🤖 AI Summary
This work addresses the challenge of certifying the safety of large language models (LLMs) by statistically verifying that their failure rate lies below a specified threshold. A key obstacle is that using LLMs as evaluators introduces noise and bias, compromising statistical validity. To overcome this, the authors propose a “noisy-but-valid” hypothesis testing framework that estimates the evaluator’s true positive rate (TPR) and false positive rate (FPR) via a small human-annotated calibration set, then adjusts the statistical decision threshold accordingly to rigorously control Type I error with limited samples. This approach is the first to systematically handle imperfect evaluators with theoretical guarantees on when noisy evaluation outperforms direct assessment. It introduces the “Oracle Gap” to quantify the cost of parameter estimation and reveals how evaluation efficacy depends on evaluator quality, data scale, and certification requirements. Experiments on Jigsaw Comment, Hate Speech, and SafeRLHF datasets demonstrate superior performance over existing black-box estimators and enable interpretable reliability diagnostics.
📝 Abstract
Reliable certification of Large Language Models (LLMs)-verifying that failure rates are below a safety threshold-is critical yet challenging. While"LLM-as-a-Judge"offers scalability, judge imperfections, noise, and bias can invalidate statistical guarantees. We introduce a"Noisy but Valid"hypothesis testing framework to address this. By leveraging a small human-labelled calibration set to estimate the judge's True Positive and False Positive Rates (TPR/FPR), we derive a variance-corrected critical threshold applied to a large judge-labelled dataset. Crucially, our framework theoretically guarantees finite-sample Type-I error control (validity) despite calibration uncertainty.

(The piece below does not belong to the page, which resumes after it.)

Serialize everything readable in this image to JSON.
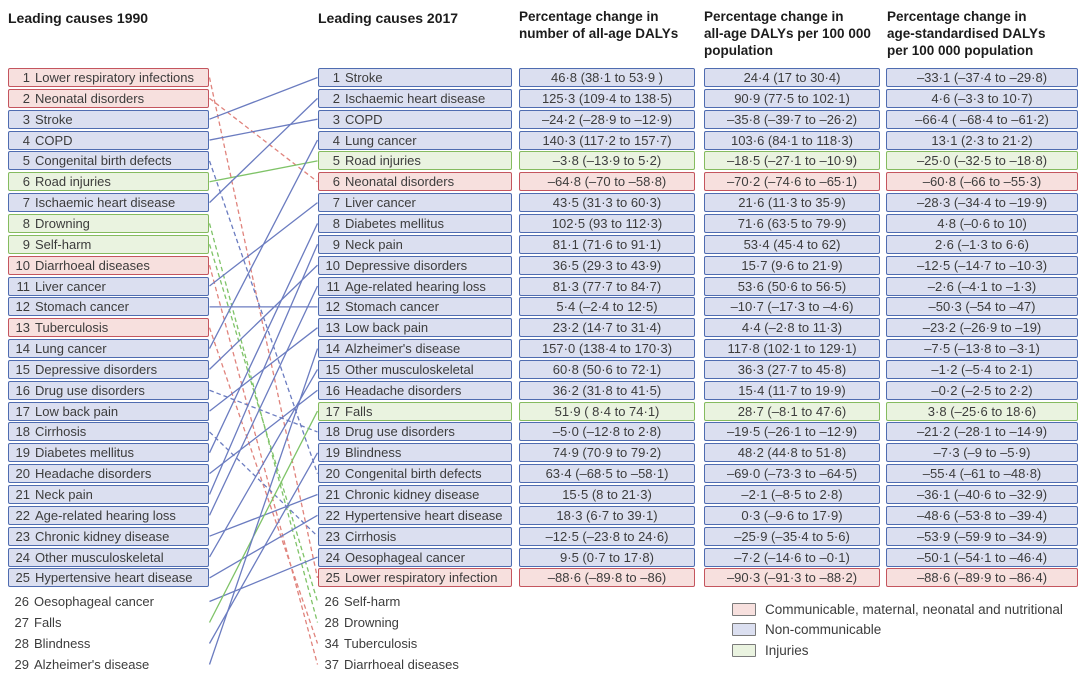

This distinguishes our work from Prediction-Powered Inference (PPI), positioning our method as a diagnostic tool that explicitly models judge behavior rather than a black-box estimator. Our contributions include: (1) Theoretical Guarantees: We derive the exact conditions under which noisy testing yields higher statistical power than direct evaluation; (2) Empirical Validation: Experiments on Jigsaw Comment, Hate Speech and SafeRLHF confirm our theory; (3) The Oracle Gap: We reveal a significant performance gap between practical methods and the theoretical"Oracle"(perfectly known judge parameters), quantifying the cost of estimation. Specifically, we provide the first systematic treatment of the imperfect-judge setting, yielding interpretable diagnostics of judge reliability and clarifying how evaluation power depends on judge quality, dataset size, and certification levels. Together, these results sharpen understanding of statistical evaluation with LLM judges, and highlight trade-offs among competing inferential tools.